OMG !! My wheels, my wheels !! What have you done to my Rials?!?!
Had them completely stripped to the bare metal, and applied a new powder coating. The coating is still there - it's just the top layer that somehow wasn't car-wash proof
I think you are fine, Jelmer. I really do.
Thanks, you might be right and I'm just over-thinking this, but I don't think so... The difference between AC off and on is HUGE.
Jelmer - in the winter did you car frequently run at temps less than 80*C? Or, did it take a long time for the temp to reach 80*C?
Nope. Heater kicked in quickly and then it jumped to a level 85C and stayed there.
i.e. verify the factory electric fans are running (and in the proper direction, lol), verify you primary fans are running as expected, etc. Also - was this in stop & go traffic, or while cruising along at >40kph? Not likely to be ignition/fuel related or a bad dash gauge, although you can verify the latter using an IR thermometer.
They always did work OK, and also in the right direction (I used a CH92 for a while, so had them roaring quite often). Primary fans, I should check them. Maybe re-write an LED into the cabin to show whether or not they are on. I changed the temp setting now, though, so they kick in much sooner, and stay on longer. If it's HOT (20C... right) again tomorrow, I'll repeat the test. That said - these images and the heat came at 100-120km/h, and even 160km/h didn't change it at all - I firmly believe WIND would be enough to cool anything down.
I'll take my IR thermometer with me, tomorrow.
Was the new t-stat OE/Mercedes? Behr is the OEM for the "early" t-stat used through approx 1994. Wahler is OEM for the "late" t-stat used as of approx 1995. New / recent / correct 1.4 bar Reutter (OEM) radiator cap? System pressure tested and verified to hold pressure steady without dropping?

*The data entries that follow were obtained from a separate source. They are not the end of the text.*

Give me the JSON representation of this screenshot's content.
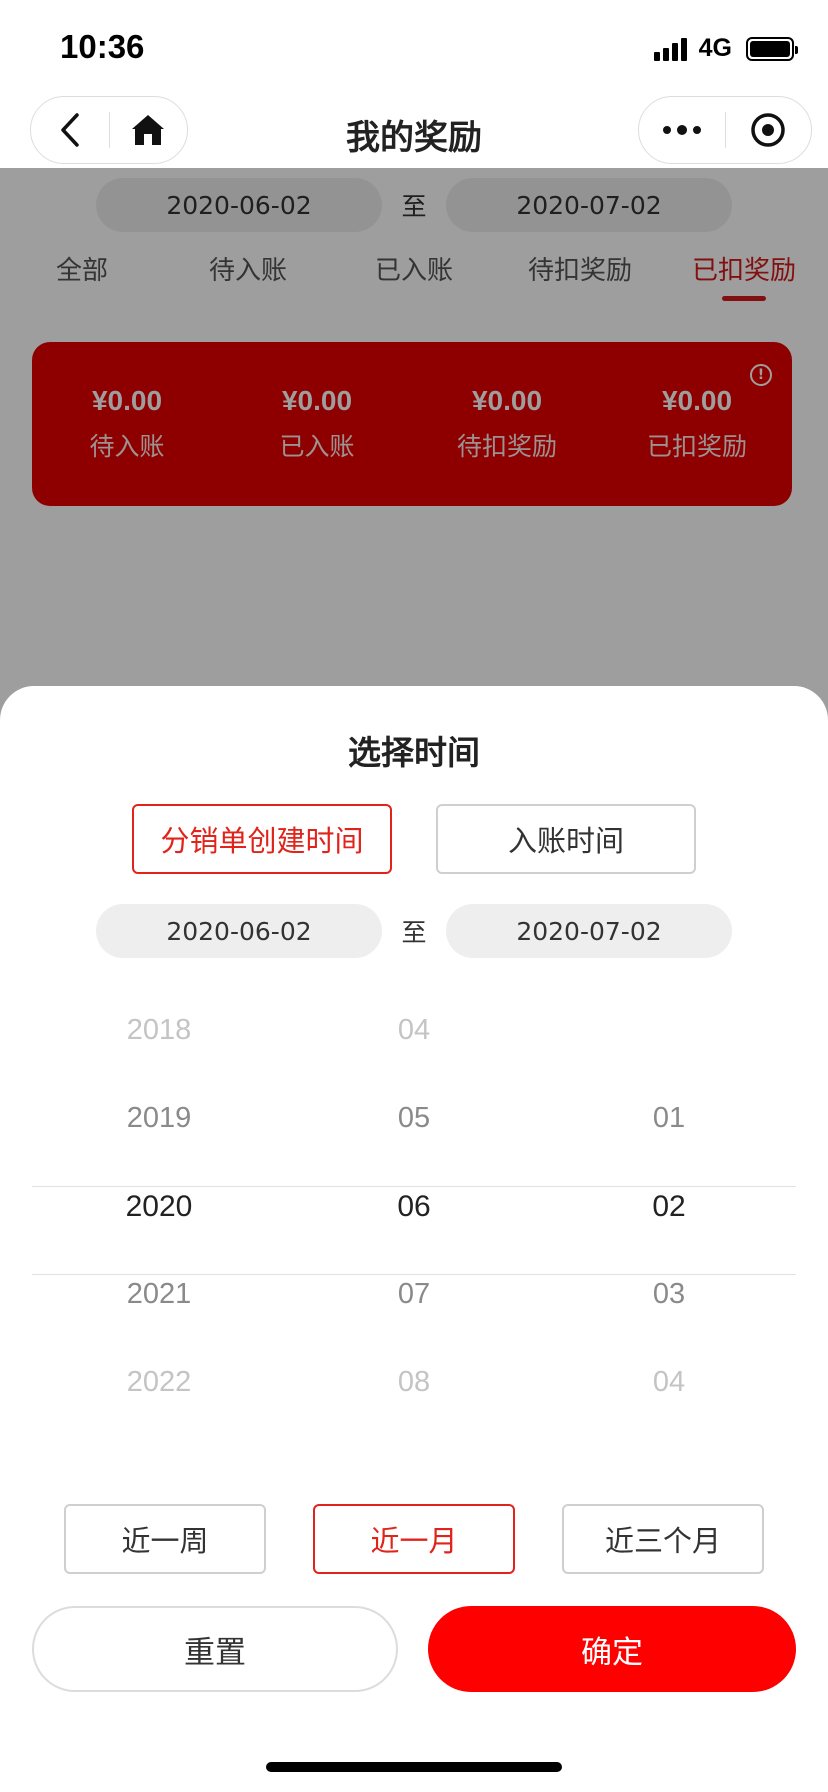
{
  "status_bar": {
    "time": "10:36",
    "network": "4G"
  },
  "nav": {
    "title": "我的奖励"
  },
  "page": {
    "date_range": {
      "start": "2020-06-02",
      "separator": "至",
      "end": "2020-07-02"
    },
    "tabs": [
      {
        "label": "全部",
        "active": false
      },
      {
        "label": "待入账",
        "active": false
      },
      {
        "label": "已入账",
        "active": false
      },
      {
        "label": "待扣奖励",
        "active": false
      },
      {
        "label": "已扣奖励",
        "active": true
      }
    ],
    "summary": [
      {
        "value": "¥0.00",
        "label": "待入账"
      },
      {
        "value": "¥0.00",
        "label": "已入账"
      },
      {
        "value": "¥0.00",
        "label": "待扣奖励"
      },
      {
        "value": "¥0.00",
        "label": "已扣奖励"
      }
    ],
    "info_icon": "!"
  },
  "sheet": {
    "title": "选择时间",
    "type_buttons": [
      {
        "label": "分销单创建时间",
        "active": true
      },
      {
        "label": "入账时间",
        "active": false
      }
    ],
    "date_range": {
      "start": "2020-06-02",
      "separator": "至",
      "end": "2020-07-02"
    },
    "picker": {
      "years": [
        "2018",
        "2019",
        "2020",
        "2021",
        "2022"
      ],
      "months": [
        "04",
        "05",
        "06",
        "07",
        "08"
      ],
      "days": [
        "",
        "01",
        "02",
        "03",
        "04"
      ],
      "selected": {
        "year": "2020",
        "month": "06",
        "day": "02"
      }
    },
    "quick_ranges": [
      {
        "label": "近一周",
        "active": false
      },
      {
        "label": "近一月",
        "active": true
      },
      {
        "label": "近三个月",
        "active": false
      }
    ],
    "reset_label": "重置",
    "confirm_label": "确定"
  },
  "colors": {
    "accent": "#e0231b",
    "confirm": "#ff0000",
    "summary_card": "#e60000",
    "overlay": "rgba(0,0,0,0.38)"
  },
  "icons": [
    "back-icon",
    "home-icon",
    "more-icon",
    "target-icon",
    "info-icon"
  ]
}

Yes, it was OE. Not sure which brand, though. Correct and new cap, and I believe it holds pressure properly, since the coolant level isn't dropping.
Make sure the upper radiator hose is hot all the way from the engine to the radiator, indicating proper coolant flow... also check if the lower radiator hose is at least warm (this is with the engine temp >100C). If you have a CoolHarness, verify that the aux fans trigger on high speed at the expected temperature... if you don't have one, trigger temp is 107C and it doesn't look like you're quite reaching that point yet.

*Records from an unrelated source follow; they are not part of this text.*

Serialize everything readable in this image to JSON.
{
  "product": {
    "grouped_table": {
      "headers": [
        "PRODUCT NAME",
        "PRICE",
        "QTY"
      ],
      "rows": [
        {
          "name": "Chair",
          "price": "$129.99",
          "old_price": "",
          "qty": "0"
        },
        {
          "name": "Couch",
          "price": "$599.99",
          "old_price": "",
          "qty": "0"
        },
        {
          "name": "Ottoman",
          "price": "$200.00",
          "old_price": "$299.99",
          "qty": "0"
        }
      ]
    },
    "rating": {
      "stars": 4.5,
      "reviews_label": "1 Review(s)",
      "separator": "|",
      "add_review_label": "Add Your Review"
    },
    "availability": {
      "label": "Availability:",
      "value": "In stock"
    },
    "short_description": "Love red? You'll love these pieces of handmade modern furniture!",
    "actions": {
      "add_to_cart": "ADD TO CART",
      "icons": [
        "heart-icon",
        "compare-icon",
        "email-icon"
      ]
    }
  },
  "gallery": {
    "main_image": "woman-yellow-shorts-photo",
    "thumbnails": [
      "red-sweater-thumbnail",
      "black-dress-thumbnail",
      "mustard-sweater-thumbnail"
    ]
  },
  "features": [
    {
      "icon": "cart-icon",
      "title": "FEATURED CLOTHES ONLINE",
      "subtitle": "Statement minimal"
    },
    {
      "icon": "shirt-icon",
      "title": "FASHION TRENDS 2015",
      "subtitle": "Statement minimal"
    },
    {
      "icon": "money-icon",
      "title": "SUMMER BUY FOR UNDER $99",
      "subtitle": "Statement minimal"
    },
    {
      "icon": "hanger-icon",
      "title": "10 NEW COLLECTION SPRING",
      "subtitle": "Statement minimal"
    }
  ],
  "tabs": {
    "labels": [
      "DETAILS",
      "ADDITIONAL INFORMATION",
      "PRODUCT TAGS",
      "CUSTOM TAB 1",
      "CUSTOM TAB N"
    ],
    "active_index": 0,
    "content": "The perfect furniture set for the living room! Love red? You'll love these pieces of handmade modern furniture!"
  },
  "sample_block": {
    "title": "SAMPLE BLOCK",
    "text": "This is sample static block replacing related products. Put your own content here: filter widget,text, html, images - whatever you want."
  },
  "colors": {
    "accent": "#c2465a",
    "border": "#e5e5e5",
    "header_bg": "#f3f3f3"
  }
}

That hose is VERY hot. I'll fiddle with the return hose, and your tip of the CH is a good one - I'll put it back in, and if they don't trigger when I see that high temp on my dash gauge, I know something else is amiss.
Roger, yes, they used an aggressive wheel cleaner, but I'd say the specialized wheelpaint should be able to cope with that.
BTW found for sale now, 450€ Roger
Rials? No way... Please don't tell me I paid €1000 too much?
Gerry, as I wrote before: I was cruising at 100-120km/h for a few minutes and that temperature level didn't drop - not even after shutting the AC off and waiting a minute or two! When I slammed my heater to max, it dropped like a brick to 85C, remained there shortly, and then went up to ~90-95C again - AND REMAINED THERE. Even with the heater OFF.
I'm going to test EVERY part I can next time with my IR thermometer - to be continued
P.S.: What's good to know is that I've not been able to run my AC reliably for a long time now. Maybe it was OK when I got it (or I didn't pay attention to the gauge

), but last summer I've hadn't had the AC on for longer periods of time.